L’autre problématique revêt un caractère technique. Le grand public, qui suit désormais l’actualité sur portable, passe en effet de moins en moins de temps sur un article. « Le fait que l’on s’informe majoritairement avec un smartphone ne facilite pas la lecture d’articles grands formats, poursuit Leibovici. Il faut interroger les pratiques informationnelles. Par exemple, un format texte captera moins l’attention qu’un format vidéo. Intéresser le public est un vrai défi quand on fait du slow. »

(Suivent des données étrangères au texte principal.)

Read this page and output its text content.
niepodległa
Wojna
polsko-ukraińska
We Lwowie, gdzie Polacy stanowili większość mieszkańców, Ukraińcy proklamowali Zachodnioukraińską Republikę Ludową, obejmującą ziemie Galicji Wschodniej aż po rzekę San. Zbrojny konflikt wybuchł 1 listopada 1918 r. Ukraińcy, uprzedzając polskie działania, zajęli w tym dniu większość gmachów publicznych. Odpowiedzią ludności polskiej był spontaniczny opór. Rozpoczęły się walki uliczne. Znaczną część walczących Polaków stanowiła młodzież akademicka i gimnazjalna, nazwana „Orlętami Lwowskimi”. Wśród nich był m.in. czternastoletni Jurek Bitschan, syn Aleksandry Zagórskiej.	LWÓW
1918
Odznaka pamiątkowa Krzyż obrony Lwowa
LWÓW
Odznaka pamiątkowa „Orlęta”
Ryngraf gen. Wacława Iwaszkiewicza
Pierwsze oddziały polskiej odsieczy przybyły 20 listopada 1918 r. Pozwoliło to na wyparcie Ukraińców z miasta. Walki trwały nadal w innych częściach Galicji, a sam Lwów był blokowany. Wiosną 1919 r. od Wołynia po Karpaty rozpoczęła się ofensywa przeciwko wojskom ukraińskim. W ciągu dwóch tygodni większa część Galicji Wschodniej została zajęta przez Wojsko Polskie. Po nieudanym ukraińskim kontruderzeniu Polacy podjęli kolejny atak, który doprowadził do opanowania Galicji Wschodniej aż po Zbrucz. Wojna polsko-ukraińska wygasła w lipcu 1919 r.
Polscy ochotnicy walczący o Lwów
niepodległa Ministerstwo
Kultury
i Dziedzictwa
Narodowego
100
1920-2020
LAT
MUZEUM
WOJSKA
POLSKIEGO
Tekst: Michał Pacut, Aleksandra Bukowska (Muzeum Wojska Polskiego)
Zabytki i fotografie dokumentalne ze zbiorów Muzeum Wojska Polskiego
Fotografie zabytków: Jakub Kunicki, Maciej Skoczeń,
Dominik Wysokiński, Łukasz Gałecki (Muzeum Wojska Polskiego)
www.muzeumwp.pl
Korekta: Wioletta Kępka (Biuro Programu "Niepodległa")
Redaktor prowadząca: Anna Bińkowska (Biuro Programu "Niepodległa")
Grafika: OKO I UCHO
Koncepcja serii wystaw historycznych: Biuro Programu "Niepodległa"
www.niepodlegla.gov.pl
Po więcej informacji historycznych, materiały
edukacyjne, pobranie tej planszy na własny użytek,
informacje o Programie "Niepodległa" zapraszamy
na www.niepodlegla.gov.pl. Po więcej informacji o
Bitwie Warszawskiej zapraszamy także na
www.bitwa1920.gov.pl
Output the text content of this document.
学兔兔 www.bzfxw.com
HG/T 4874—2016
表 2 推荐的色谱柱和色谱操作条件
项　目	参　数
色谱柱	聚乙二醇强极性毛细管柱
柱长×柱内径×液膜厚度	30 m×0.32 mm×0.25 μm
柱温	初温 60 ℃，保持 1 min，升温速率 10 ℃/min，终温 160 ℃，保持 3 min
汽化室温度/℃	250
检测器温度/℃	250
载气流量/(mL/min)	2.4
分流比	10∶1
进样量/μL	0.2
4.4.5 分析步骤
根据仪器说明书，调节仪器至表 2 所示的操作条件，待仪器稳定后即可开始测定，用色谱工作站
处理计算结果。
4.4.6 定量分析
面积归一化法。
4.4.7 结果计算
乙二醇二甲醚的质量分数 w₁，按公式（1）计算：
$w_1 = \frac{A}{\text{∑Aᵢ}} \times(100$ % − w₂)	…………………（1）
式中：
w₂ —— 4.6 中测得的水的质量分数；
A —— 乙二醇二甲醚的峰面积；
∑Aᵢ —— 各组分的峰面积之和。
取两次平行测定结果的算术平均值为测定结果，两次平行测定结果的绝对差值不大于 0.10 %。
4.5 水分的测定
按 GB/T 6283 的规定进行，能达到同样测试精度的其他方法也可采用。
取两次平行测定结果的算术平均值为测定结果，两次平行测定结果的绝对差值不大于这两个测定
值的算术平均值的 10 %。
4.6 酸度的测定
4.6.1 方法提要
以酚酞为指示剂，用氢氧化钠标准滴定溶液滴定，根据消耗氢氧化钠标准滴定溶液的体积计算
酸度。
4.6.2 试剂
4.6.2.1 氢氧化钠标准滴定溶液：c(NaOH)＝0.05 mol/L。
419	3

L’avenir de la profession ?
Pour se démarquer et fidéliser, les médias long format doivent proposer des productions novatrices, intuitives et pertinentes. « Le slow journalism devrait occuper une place plus importante, analyse David Wolf, mais il s’oppose à notre consommation actuelle de l’information et aux formes traditionnelles du journalisme telles que nous les connaissons actuellement. » « Il est nécessaire de faire le ménage face à cette junk info de plus en plus envahissante, où tout le monde se considère journaliste et se sent légitime pour publier n’importe quoi. Le slow, c’est l’antidote, une des réponses face à un phénomène de société et cette tyrannie de l’opinion et de l’instantanéité », estime Meuret. « Contrairement à ce que préconise le slow journalism, il n’est pas une réponse globale à la crise de confiance dans les médias, tempère Mercier. Sa plus grosse limite, c’est celle qui consiste à le présenter comme une réponse à la crise de presse. »
Il ne serait donc pas la solution miracle à la défiance de la profession. Mais le slow journalism s’affirme comme l’un des moyens incontournables pour tendre vers une pratique journalistique moins instantanée et plus approfondie. Et participer, à sa manière, au renouveau de la presse et au regain de confiance du grand public.